На машине доехали до унылой бухты в Киммеридже, где слои прекрасного золотистого песчаника окаймляют массу глинистых сланцев цвета сепии. На берегу аммониты и красивые улитки лимонного оттенка. У самой воды нырнул и взлетел вверх чистик. Пустынное место.
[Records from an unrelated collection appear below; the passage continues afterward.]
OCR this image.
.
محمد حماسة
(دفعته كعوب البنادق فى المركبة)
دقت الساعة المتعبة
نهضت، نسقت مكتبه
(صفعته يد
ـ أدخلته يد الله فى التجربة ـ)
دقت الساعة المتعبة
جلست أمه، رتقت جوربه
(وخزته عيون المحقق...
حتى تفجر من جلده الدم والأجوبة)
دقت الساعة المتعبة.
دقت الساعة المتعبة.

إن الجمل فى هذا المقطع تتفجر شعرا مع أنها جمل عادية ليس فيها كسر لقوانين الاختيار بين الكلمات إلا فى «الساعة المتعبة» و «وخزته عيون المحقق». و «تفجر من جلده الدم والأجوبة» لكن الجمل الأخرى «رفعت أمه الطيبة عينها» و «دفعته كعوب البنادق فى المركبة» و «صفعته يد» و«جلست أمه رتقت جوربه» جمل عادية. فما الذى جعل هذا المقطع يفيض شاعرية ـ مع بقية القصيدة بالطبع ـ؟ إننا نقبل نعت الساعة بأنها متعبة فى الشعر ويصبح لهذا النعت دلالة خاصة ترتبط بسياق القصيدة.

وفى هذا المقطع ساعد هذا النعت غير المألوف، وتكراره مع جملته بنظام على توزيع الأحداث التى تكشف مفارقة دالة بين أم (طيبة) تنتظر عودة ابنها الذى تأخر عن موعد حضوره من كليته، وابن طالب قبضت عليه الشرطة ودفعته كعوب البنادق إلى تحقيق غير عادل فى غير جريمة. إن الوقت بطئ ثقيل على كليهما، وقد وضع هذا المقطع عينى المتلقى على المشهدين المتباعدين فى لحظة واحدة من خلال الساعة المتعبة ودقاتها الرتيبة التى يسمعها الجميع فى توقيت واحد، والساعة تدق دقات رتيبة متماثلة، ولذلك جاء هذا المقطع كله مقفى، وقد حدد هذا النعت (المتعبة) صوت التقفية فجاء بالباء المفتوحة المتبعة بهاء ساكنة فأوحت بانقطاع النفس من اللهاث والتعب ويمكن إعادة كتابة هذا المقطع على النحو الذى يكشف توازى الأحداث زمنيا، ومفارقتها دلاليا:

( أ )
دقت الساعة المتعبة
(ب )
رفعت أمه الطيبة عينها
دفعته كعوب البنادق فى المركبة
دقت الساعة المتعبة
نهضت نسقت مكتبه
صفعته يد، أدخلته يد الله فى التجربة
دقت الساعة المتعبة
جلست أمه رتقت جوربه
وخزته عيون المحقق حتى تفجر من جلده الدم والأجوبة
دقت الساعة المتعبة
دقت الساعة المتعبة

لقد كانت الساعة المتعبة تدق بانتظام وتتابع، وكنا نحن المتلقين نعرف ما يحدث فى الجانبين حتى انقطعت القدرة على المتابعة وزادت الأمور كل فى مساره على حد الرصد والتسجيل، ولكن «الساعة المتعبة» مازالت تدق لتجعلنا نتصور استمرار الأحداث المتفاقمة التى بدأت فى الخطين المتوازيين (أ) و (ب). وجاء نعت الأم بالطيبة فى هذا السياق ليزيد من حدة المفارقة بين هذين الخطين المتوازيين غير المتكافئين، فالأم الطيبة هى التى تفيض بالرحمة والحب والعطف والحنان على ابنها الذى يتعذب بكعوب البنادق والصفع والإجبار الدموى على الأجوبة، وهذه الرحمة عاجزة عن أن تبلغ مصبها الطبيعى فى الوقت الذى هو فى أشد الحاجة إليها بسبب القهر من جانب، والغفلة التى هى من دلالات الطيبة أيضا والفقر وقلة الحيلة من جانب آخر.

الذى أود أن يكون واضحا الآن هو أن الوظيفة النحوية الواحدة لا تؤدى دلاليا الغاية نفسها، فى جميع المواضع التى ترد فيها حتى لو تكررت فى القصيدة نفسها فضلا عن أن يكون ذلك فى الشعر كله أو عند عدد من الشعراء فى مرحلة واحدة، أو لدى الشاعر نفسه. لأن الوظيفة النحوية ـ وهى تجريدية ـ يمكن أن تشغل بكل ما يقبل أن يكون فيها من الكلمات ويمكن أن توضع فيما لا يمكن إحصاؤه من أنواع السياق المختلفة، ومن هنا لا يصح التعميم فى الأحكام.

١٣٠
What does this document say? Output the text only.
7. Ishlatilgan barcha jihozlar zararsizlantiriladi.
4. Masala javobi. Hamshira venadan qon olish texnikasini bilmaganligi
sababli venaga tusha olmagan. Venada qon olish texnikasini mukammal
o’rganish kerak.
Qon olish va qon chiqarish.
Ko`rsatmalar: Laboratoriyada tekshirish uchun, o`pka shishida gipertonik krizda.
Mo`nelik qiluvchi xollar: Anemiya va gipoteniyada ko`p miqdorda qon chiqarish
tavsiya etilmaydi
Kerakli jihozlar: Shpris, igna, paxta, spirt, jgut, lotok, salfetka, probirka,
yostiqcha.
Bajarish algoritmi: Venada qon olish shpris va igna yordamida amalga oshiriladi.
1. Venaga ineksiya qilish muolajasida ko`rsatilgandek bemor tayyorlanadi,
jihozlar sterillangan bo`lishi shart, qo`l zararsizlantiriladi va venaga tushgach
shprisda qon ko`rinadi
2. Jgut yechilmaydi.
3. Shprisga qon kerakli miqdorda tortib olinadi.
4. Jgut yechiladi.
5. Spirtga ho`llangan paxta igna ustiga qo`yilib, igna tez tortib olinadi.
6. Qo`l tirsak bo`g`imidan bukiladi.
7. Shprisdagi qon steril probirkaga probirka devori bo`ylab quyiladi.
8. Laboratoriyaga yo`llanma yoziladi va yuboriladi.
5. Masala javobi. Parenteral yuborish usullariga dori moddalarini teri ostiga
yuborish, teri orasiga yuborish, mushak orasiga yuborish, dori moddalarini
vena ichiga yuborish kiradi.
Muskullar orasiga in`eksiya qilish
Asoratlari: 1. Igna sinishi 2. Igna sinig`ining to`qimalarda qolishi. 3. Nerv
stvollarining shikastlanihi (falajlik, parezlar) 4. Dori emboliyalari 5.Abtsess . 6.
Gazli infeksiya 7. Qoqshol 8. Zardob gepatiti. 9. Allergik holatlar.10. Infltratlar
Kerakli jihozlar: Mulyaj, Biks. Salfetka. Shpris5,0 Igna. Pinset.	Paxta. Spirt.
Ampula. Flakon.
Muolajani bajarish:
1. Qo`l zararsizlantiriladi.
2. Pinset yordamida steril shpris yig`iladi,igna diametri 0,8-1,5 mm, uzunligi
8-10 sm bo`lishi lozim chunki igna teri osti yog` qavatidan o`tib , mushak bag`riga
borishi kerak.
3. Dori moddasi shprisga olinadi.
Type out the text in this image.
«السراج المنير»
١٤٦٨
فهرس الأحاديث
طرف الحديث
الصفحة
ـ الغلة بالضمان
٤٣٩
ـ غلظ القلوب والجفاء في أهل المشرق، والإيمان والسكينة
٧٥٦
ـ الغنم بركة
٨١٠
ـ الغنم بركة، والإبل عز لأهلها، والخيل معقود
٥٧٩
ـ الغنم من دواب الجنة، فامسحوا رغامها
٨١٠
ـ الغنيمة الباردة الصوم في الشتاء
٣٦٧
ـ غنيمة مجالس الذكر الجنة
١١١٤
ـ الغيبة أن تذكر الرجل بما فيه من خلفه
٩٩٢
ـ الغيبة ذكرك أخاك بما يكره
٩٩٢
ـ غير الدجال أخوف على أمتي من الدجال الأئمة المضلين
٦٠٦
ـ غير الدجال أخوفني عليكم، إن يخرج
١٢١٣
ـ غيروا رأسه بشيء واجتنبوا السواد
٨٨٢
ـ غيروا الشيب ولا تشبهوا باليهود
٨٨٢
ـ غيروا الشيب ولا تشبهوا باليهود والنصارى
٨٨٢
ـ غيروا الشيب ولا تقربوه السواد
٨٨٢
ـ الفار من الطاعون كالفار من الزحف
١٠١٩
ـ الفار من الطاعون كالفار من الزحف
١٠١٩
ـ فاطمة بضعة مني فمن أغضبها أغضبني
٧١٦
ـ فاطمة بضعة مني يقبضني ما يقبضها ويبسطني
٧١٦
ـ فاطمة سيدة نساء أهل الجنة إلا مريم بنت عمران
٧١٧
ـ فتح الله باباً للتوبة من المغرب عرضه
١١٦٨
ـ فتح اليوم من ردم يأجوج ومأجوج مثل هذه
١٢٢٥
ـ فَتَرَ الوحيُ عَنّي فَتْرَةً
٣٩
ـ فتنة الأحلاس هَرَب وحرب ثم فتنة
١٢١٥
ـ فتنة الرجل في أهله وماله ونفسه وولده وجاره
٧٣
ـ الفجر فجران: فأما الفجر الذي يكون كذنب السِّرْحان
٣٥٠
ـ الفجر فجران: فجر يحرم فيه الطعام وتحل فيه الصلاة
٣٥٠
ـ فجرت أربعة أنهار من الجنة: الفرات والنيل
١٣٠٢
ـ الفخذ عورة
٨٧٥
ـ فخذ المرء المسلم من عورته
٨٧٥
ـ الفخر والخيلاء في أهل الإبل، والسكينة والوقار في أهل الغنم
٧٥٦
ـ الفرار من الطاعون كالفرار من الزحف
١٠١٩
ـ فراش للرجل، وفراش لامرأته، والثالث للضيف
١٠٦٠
А потом — в Корф, где мы зашли в паб и впервые после Лондона поели со вкусом — главным образом потому, что пища была простой и свежей. За столом услышали звон колокола. Корф, похоже, ревностно блюдет традиции, обитая под сенью романтического замка — этаких живописных руин XVIII века (хотя в действительности они гораздо старше) [815] , чего-то вроде ненавязчивой попытки англичан обзавестись собственной стражей на Рейне.
815
Замок Корф построен в XI в. из местного пербекского камня на месте деревянной постройки IX в.
12 октября
Из Корфа мы проследовали в Уайк-Риджис мимо коттеджа Лоуренса Аравийского [816] , одиноко стоящего посреди танкового полигона. Странно: целый ряд английских писателей (Шоу, Лоуренс, Гарди), судя по всему, почитали за благо жить в этих безобразных домишках и унылых местах, для них это было чуть ли не потребностью.
Долго едем на север. Бакленд-Ньютон, Стеминстер-Ньютон, Джиллингем, Мер, Деверилз, Читтерн, Тилшид, Девайзес. В последнем — хороший старинный постоялый двор «Медведь», хотя спальни загажены.
816
С 1923 года вплоть до своей гибели в 1935 г. Томас Эдвард Лоуренс жил на Клаудс-Хилл, в окрестностях деревни Бовингтон.